D’autre part, alors qu’un consensus politique s’est formé autour de la nécessité de laisser filer nos déficits pour financer la lutte contre l’épidémie, peu de propositions ont surgi pour rééquilibrer sérieusement nos finances publiques.
Disons-le : nous ne pourrons pas nous contenter de voter des dépenses supplémentaires. C’est pourquoi le groupe Les Indépendants assume également son soutien à certaines hausses d’impôts et à la suppression de certaines baisses.
En voici deux exemples emblématiques : la suppression de la majoration d’impôt pour les entrepreneurs n’adhérant pas à des organismes de gestion agréés (OGA). Nous sommes favorables à la baisse d’impôts pour les indépendants, mais pas au risque d’entamer la fiabilité des comptes.
Plus emblématiques encore sont les deux contributions exceptionnelles que nous avons votées sur les assurances et les ventes en ligne.
Bien sûr, l’impôt n’est pas une baguette magique qui, d’un coup, pourrait changer la réalité. Néanmoins, les Français attendent des entreprises qui ont tiré profit de la crise aux dépens des autres et au gré des circonstances, qu’elles fassent un effort de solidarité. Je doute que l’Assemblée nationale conserve ces contributions exceptionnelles de solidarité, mais nous avons souhaité envoyer un message fort, et nous espérons qu’il sera entendu par les grandes entreprises.
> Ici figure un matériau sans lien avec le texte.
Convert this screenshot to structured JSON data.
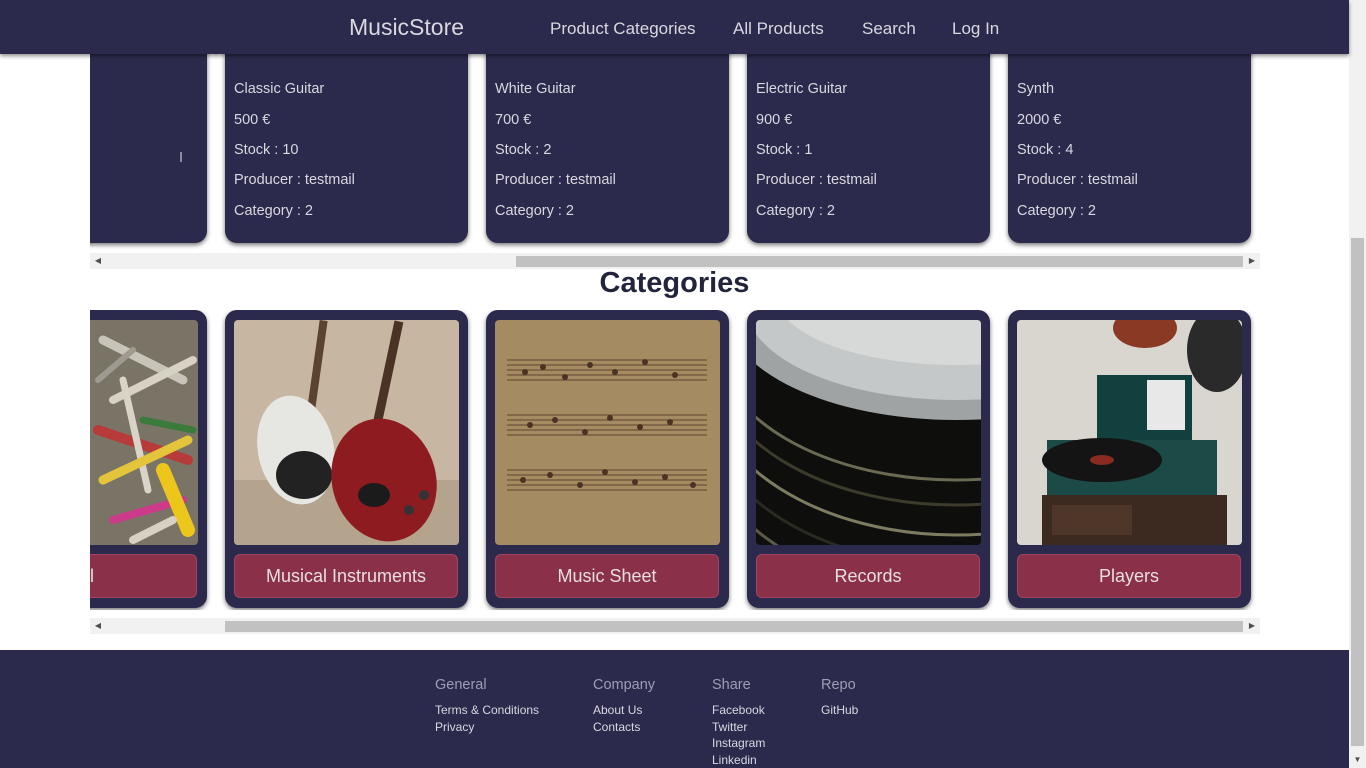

Je considère donc que le Sénat a apporté, de manière responsable, d’importantes améliorations à ce budget. C’est dans ce même esprit de responsabilité que notre groupe souhaite en aborder la seconde partie.
Nous voterons donc en faveur de cette première partie qui pose les premiers jalons d’une fiscalité adaptée aux défis de la sortie de crise et de l’après-crise.